The only parts that were added later were the glorious string arrangements on each track, done by Drew Jurecka. Each is elegant, and quite different from the next, working with the vocal rather than providing a lush background. Again, a modern use of a classic technique.

Old but new is theme throughout Love Can't Tell Time. Seven of the cuts are new McLauchlan pieces he either wrote or co-wrote, while three of the numbers are favourites of his from the 1940s and '50s. "They were songs that when I'm up at the cottage playing music for the loons, that I play for my own enjoyment, it's the kind of music that I play when I'm just relaxing by myself," he said. They are "Come Fly With Me," "Hey There," a Rosemary Clooney number from the movie Pyjama Game, and the Jerome Kern tune "Pick Yourself Up".

McLauchlan, a fan of the classics, has found himself moving toward that style of songwriting as well.

"The songs are deceptively simple when you look at them casually, but they are layered like an onion, and you don't really get the songs unless you've been around the block a little bit," he said of the '40s - '50s hits. "So that's what I was shooting for, in a co-write with my brother, who is the original Don Draper, there's a song called 'My Martini.' I actually went back to the well, to how Sammy Cahn wrote lyrics, because he was the master of ethnic inversion. The best example is, 'My kind of town, Chicago is.' It's like how an old Jewish guy would talk. So I did the same thing with 'My Martini,' when my brother wrote the lyric originally, it was 'Don't mess with my martini, I like it on the rocks.' So I went to the Sammy Cahn well, and went 'My martini, not a thing you should mess with.'"

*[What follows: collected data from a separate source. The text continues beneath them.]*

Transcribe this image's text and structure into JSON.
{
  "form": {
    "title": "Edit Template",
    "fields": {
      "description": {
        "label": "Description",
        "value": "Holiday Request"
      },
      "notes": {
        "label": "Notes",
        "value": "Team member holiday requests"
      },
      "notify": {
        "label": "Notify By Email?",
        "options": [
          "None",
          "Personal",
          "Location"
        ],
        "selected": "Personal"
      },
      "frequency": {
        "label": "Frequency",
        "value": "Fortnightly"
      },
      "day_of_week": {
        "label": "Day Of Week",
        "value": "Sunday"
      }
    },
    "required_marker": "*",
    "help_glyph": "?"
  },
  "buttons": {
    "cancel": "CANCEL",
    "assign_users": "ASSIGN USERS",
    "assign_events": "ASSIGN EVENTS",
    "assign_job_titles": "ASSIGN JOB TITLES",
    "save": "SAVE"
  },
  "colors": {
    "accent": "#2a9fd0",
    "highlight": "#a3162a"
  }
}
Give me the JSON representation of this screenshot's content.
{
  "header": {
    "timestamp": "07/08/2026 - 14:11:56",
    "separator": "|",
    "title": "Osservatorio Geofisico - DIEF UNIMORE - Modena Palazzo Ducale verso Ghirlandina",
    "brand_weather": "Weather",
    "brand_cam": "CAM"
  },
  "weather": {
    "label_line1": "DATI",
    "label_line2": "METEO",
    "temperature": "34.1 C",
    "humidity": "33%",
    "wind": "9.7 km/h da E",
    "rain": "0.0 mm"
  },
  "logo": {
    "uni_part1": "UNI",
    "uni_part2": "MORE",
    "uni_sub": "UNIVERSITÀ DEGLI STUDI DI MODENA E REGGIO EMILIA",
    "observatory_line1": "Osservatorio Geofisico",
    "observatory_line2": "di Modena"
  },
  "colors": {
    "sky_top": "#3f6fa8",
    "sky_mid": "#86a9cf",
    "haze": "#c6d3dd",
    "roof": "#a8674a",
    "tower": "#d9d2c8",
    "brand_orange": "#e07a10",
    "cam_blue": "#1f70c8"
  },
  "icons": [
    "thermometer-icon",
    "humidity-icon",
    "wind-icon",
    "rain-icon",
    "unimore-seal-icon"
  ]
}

Other songs are light-hearted as well, but not without a message. For the most part, they pass on a little wisdom from experience, such as "I'm Not Going To Waste A Minute Of My Life". McLauchlan has been out road-testing the material. "I just had an eight-concert run myself, and the whole second half of the show on stage is actually this record, these songs," he said. "You think off the top of your head it's a lot to ask people to accept a lot of new material they haven't necessarily heard before, but the really interesting thing is, they go nuts."

There are lots of opportunities for most of the country to go nuts for the Love Can't Tell Time album. He says he has 29 concerts on his books before the end of November, 19 with Lunch At Allen's in both the west and east, and a 10-concert tour in central Canada in November.